CHARLESTON, W.Va. — Church goers in Charleston passionately denounced President Donald Trump’s disparaging comments he’s said to have made about Haiti and African countries during a service to remember the life and legacy of civil rights activist Dr. Martin Luther King Jr.

Members of the community joined hands in unity Monday at the Asbury United Methodist Church to mark what would’ve been King’s 89th birthday.

This year also marks the 50th anniversary of King’s assassination in Memphis, Tennessee.

Monday’s service was put on by the MLK State Holiday Commission. The congregation then participated in the annual march to the state Capitol for a bell ringing ceremony.

Dr. William White, executive director of the Herbert Henderson Office of Minority Affairs and chair of the MLK State Holiday Commission, said, unfortunately, there’s still a lot of racial tension across the country.

“Our nation is constantly in this upheaval of all kinds of madness. We have to somehow calm it down. The way we fix it is to push back,” he said. “I think that Democrats and Republicans have been too quiet. We have to push back.”

The commission recognized six people for the 2018 Living the Dream Awards including Delegate Mike Pushkin (D-Kanawha). During Pushkin’s speech, he said it’s a shame he “couldn’t even quote the President inside a church” — referring to Trump’s alleged comments about why the United States is accepting immigrants from “s—hole counties.”

Pushkin received the Human and Civil Rights honor.

White said it’s important to honor people in the community who advocate for peace and social change every day.

“Giving them an opportunity to get the support and the reinforcement that they got today is absolutely critical — not only for Martin Luther King Day, but for every day,” he said.

King’s legacy has taught us to not be complacent and to stand up for what is right, White said.

“He was about being confrontive, but he was also about non-violence. He also believed that God will get us through,” he said.

The Appalachian Children’s Chorus and the Martin Luther King Jr. Male Chorus each performed musical selections.

Charleston attorney Katherine Dooley was the keynote speaker.

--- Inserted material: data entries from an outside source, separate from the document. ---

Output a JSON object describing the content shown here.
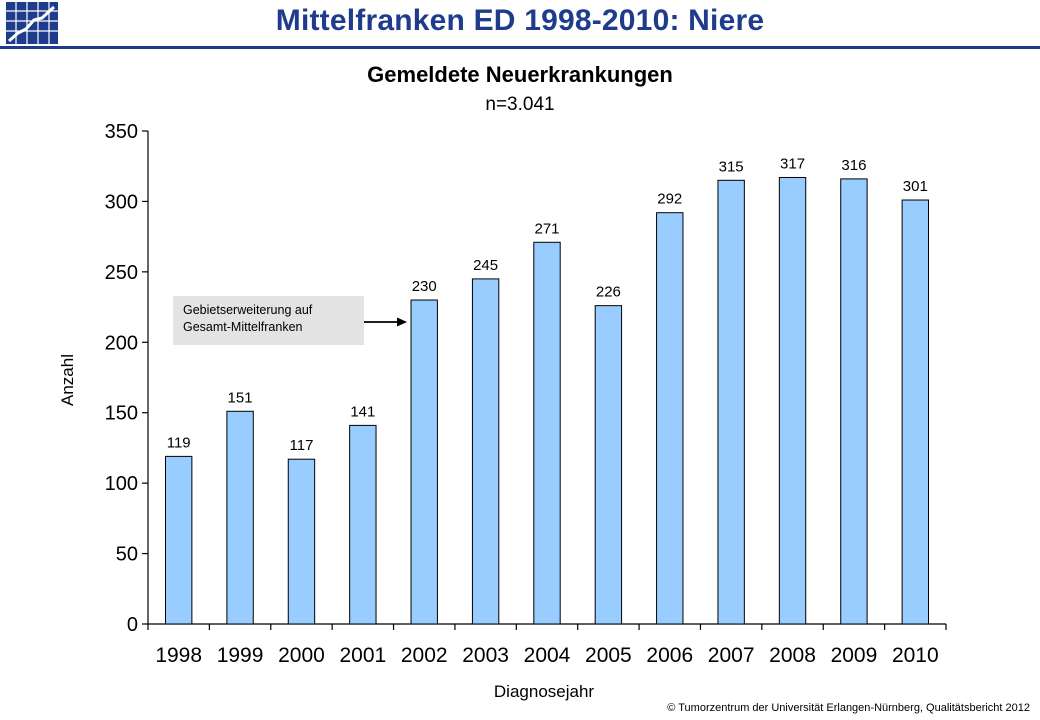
{
  "header": {
    "title": "Mittelfranken ED 1998-2010: Niere"
  },
  "logo": {
    "icon": "chart-grid-logo-icon"
  },
  "colors": {
    "header": "#1f3c8c",
    "bar": "#99ccff",
    "bar_stroke": "#000000"
  },
  "chart_data": {
    "type": "bar",
    "title": "Gemeldete Neuerkrankungen",
    "subtitle": "n=3.041",
    "xlabel": "Diagnosejahr",
    "ylabel": "Anzahl",
    "categories": [
      "1998",
      "1999",
      "2000",
      "2001",
      "2002",
      "2003",
      "2004",
      "2005",
      "2006",
      "2007",
      "2008",
      "2009",
      "2010"
    ],
    "values": [
      119,
      151,
      117,
      141,
      230,
      245,
      271,
      226,
      292,
      315,
      317,
      316,
      301
    ],
    "ylim": [
      0,
      350
    ],
    "yticks": [
      0,
      50,
      100,
      150,
      200,
      250,
      300,
      350
    ],
    "grid": false,
    "annotation": {
      "text_line1": "Gebietserweiterung auf",
      "text_line2": "Gesamt-Mittelfranken",
      "target_category": "2002"
    }
  },
  "footer": {
    "text": "© Tumorzentrum  der Universität Erlangen-Nürnberg,  Qualitätsbericht 2012"
  }
}
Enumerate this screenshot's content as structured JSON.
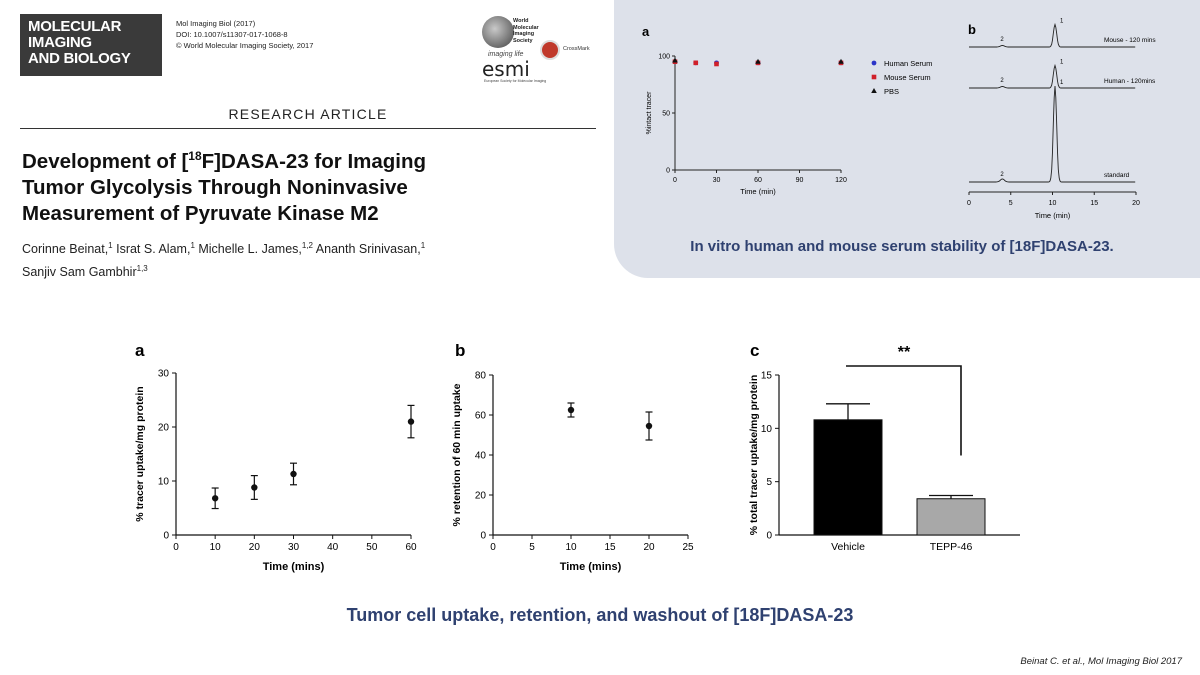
{
  "journal": {
    "logo_lines": [
      "MOLECULAR",
      "IMAGING",
      "AND BIOLOGY"
    ],
    "citation_line": "Mol Imaging Biol (2017)",
    "doi": "DOI: 10.1007/s11307-017-1068-8",
    "copyright": "© World Molecular Imaging Society, 2017",
    "wmis_lines": [
      "World",
      "Molecular",
      "Imaging",
      "Society"
    ],
    "esml_tagline": "imaging life",
    "esml_name": "esmi",
    "esml_sub": "European Society for Molecular Imaging",
    "crossmark_label": "CrossMark"
  },
  "article": {
    "type": "RESEARCH ARTICLE",
    "title_line1_pre": "Development of [",
    "title_line1_sup": "18",
    "title_line1_post": "F]DASA-23 for Imaging",
    "title_line2": "Tumor Glycolysis Through Noninvasive",
    "title_line3": "Measurement of Pyruvate Kinase M2",
    "authors_line1": [
      {
        "name": "Corinne Beinat,",
        "sup": "1"
      },
      {
        "name": " Israt S. Alam,",
        "sup": "1"
      },
      {
        "name": " Michelle L. James,",
        "sup": "1,2"
      },
      {
        "name": " Ananth Srinivasan,",
        "sup": "1"
      }
    ],
    "authors_line2": [
      {
        "name": "Sanjiv Sam Gambhir",
        "sup": "1,3"
      }
    ]
  },
  "panel_top": {
    "caption": "In vitro human and mouse serum stability of [18F]DASA-23."
  },
  "bottom": {
    "caption": "Tumor cell uptake, retention, and washout of [18F]DASA-23",
    "citation": "Beinat C. et al., Mol Imaging Biol 2017"
  },
  "chart_data": [
    {
      "panel": "a",
      "type": "scatter",
      "xlabel": "Time (min)",
      "ylabel": "%intact tracer",
      "xlim": [
        0,
        120
      ],
      "ylim": [
        0,
        100
      ],
      "xticks": [
        0,
        30,
        60,
        90,
        120
      ],
      "yticks": [
        0,
        50,
        100
      ],
      "legend_position": "right",
      "series": [
        {
          "name": "Human Serum",
          "marker": "circle",
          "color": "#2b35c8",
          "x": [
            0,
            15,
            30,
            60,
            120
          ],
          "y": [
            95,
            94,
            94,
            94,
            94
          ]
        },
        {
          "name": "Mouse Serum",
          "marker": "square",
          "color": "#d0202a",
          "x": [
            0,
            15,
            30,
            60,
            120
          ],
          "y": [
            95,
            94,
            93,
            94,
            94
          ]
        },
        {
          "name": "PBS",
          "marker": "triangle",
          "color": "#111111",
          "x": [
            0,
            60,
            120
          ],
          "y": [
            96,
            95,
            95
          ]
        }
      ]
    },
    {
      "panel": "b",
      "type": "line",
      "xlabel": "Time (min)",
      "xlim": [
        0,
        20
      ],
      "xticks": [
        0,
        5,
        10,
        15,
        20
      ],
      "trace_peak_time": 10.3,
      "minor_peak_time": 4,
      "series": [
        {
          "name": "Mouse - 120 mins",
          "peak1_label": "1",
          "peak2_label": "2",
          "peak1_rel": 0.33,
          "peak2_rel": 0.02
        },
        {
          "name": "Human - 120mins",
          "peak1_label": "1",
          "peak2_label": "2",
          "peak1_rel": 0.33,
          "peak2_rel": 0.02
        },
        {
          "name": "standard",
          "peak1_label": "1",
          "peak2_label": "2",
          "peak1_rel": 1.0,
          "peak2_rel": 0.03
        }
      ]
    },
    {
      "panel": "a",
      "type": "scatter",
      "xlabel": "Time (mins)",
      "ylabel": "% tracer uptake/mg protein",
      "xlim": [
        0,
        60
      ],
      "ylim": [
        0,
        30
      ],
      "xticks": [
        0,
        10,
        20,
        30,
        40,
        50,
        60
      ],
      "yticks": [
        0,
        10,
        20,
        30
      ],
      "x": [
        10,
        20,
        30,
        60
      ],
      "y": [
        6.8,
        8.8,
        11.3,
        21
      ],
      "error": [
        1.9,
        2.2,
        2.0,
        3.0
      ]
    },
    {
      "panel": "b",
      "type": "scatter",
      "xlabel": "Time (mins)",
      "ylabel": "% retention of 60 min uptake",
      "xlim": [
        0,
        25
      ],
      "ylim": [
        0,
        80
      ],
      "xticks": [
        0,
        5,
        10,
        15,
        20,
        25
      ],
      "yticks": [
        0,
        20,
        40,
        60,
        80
      ],
      "x": [
        10,
        20
      ],
      "y": [
        62.5,
        54.5
      ],
      "error": [
        3.5,
        7
      ]
    },
    {
      "panel": "c",
      "type": "bar",
      "ylabel": "% total tracer uptake/mg protein",
      "categories": [
        "Vehicle",
        "TEPP-46"
      ],
      "values": [
        10.8,
        3.4
      ],
      "error": [
        1.5,
        0.3
      ],
      "colors": [
        "#000000",
        "#a8a8a8"
      ],
      "ylim": [
        0,
        15
      ],
      "yticks": [
        0,
        5,
        10,
        15
      ],
      "significance": "**"
    }
  ]
}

U.S. Senator Joe Manchin (D-W.Va.) was on hand for Monday’s service. The senator offered these words about the MLK holiday:

“Today we honor Dr. Martin Luther King Jr., one of our nation’s most influential and inspiring leaders of all time. Although Dr. King’s life was sadly cut short, he made a lasting and powerful impact on our country by helping millions of Americans fight discrimination and segregation, and by peacefully fighting racial injustice. The revolutionary movement that he led was not only about civil rights, but was also about changing society for the better and instilling unity, love and forgiveness in all of our communities. He inspired communities across our country to improve and make a difference for others and that spirit still lives on in millions of Americans today. As we remember his life and his legacy, I want to remind all West Virginians that we are all capable of making a difference. We must use Dr. King’s values in everyday life and realize our potential to make a difference and take action by helping a neighbor, volunteering and serving in our communities.”

U.S. Senator Shelley Moore Capito (R-W.Va.) also released a statement in honor of Dr. King:

“Dr. Martin Luther King Jr. is one of history’s most revered figures—and for good reason. His message of compassion and brotherhood, his calls for peace and equality, and his strength of character helped shape our nation and inspire generations. His vision and his actions forever changed our country. Today, we honor the principles and the values Dr. King embodied and fought for, and we remember how important it is that we continue to unite together behind his dream.”